I'd like to write the following code:

function Normal(command)
    execute "normal!" a:command
call Normal("\<C-O>")
call Normal("\<C-I>")

The first call to Normal succeeds, but the second throws an error:

E471: Argument required

Indeed, you get the same error if you enter the command :norm! ^I with the keystrokes:


I have a vague idea that the problem might be something to do with the fact that a Tab character is whitespace, but I'd like to know more precisely what's going on.

N.B. I've already worked around the issue by adding a count "1\<C-I>", so this is purely out of curiosity.

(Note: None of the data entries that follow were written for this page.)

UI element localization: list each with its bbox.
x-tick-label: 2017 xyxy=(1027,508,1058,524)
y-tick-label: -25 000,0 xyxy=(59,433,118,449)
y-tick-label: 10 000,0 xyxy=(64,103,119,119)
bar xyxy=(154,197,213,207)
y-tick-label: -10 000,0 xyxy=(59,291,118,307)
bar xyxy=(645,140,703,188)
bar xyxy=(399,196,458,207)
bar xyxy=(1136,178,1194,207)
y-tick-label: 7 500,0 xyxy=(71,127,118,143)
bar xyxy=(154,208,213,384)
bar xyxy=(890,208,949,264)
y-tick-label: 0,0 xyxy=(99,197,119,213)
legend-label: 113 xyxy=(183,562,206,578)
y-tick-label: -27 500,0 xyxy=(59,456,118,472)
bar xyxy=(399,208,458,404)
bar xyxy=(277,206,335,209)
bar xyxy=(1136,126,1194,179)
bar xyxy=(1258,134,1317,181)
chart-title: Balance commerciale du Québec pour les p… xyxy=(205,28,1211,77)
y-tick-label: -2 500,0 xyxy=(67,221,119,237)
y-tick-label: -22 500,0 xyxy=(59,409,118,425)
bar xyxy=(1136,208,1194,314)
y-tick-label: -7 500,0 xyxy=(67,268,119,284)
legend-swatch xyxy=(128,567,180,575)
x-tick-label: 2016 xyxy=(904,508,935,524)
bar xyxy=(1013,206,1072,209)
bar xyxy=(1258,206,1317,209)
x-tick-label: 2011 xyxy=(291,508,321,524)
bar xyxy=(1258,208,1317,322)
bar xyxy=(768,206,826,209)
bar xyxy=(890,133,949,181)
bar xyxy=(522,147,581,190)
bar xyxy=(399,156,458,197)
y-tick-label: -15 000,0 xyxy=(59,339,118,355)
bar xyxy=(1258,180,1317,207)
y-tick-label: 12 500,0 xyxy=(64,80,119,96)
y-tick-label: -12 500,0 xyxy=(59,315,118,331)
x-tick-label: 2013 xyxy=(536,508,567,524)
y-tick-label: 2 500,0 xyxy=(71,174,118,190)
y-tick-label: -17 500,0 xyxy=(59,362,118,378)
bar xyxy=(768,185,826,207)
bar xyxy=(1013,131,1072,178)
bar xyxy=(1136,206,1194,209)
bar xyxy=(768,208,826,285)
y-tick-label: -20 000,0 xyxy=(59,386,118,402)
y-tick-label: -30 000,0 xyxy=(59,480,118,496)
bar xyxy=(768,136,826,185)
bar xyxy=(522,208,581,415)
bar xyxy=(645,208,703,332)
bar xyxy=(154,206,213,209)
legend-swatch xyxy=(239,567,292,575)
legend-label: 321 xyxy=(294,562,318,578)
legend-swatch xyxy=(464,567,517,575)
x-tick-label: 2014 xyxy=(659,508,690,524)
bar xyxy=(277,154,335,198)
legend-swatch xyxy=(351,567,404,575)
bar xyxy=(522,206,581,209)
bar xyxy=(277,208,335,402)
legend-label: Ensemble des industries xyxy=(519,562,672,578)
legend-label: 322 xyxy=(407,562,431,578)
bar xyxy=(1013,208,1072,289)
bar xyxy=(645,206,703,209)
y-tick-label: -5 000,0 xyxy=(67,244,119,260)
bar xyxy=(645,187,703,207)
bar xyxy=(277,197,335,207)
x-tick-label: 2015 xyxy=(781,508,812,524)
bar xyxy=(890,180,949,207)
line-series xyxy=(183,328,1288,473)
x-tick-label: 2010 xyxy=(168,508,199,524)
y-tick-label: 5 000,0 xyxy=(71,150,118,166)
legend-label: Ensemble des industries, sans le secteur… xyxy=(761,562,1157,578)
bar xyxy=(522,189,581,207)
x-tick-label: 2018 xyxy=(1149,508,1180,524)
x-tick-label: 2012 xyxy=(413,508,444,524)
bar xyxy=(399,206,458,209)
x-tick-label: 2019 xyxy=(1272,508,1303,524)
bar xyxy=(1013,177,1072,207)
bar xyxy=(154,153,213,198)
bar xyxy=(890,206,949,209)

  • Just to be clear, you already know command can't start with space, you want to know why it can't start with space?
    – dedowsdi
    Apr 5, 2019 at 12:15
  • @dedowsdi I'm afraid I don't understand your comment. My question is: Why doesn't :execute "normal! \<C-I>" do the same thing as pressing <Ctrl-I> in normal mode?
    – Rich
    Apr 5, 2019 at 12:26
  • 1
    Well, you knew command of :norm doesn't start with space(which include Tab), you knew \<C-I> is Tab, you knew you can add a count 1 to fix it, it confuses me.
    – dedowsdi
    Apr 5, 2019 at 12:44
  • @dedowsdi Thanks. Now I understand your comment. No, it wasn't clear to me that {commands} cannot start with a space also implies that {commands} cannot start with the byte 0x9. (But it looks as though you're right that it does.)
    – Rich
    Apr 5, 2019 at 13:03
  • ...which makes sense when you consider (which I had not) that the execute command might be in a Vimscript file--where tabs might be invisible--not necessarily on the command line.
    – Rich
    Apr 5, 2019 at 13:11

1 Answer 1


If I guess then what's happening is, that the <c-i> gets expanded to a literal tab before inserting into the typeahead buffer. So Vim basically sees the command :norm! <tab>, which is not a valid command. I don't know a way around and even escaping did not work.

What works, is to use the feedkeys() command, e.g. :call feedkeys("\t", 'tn').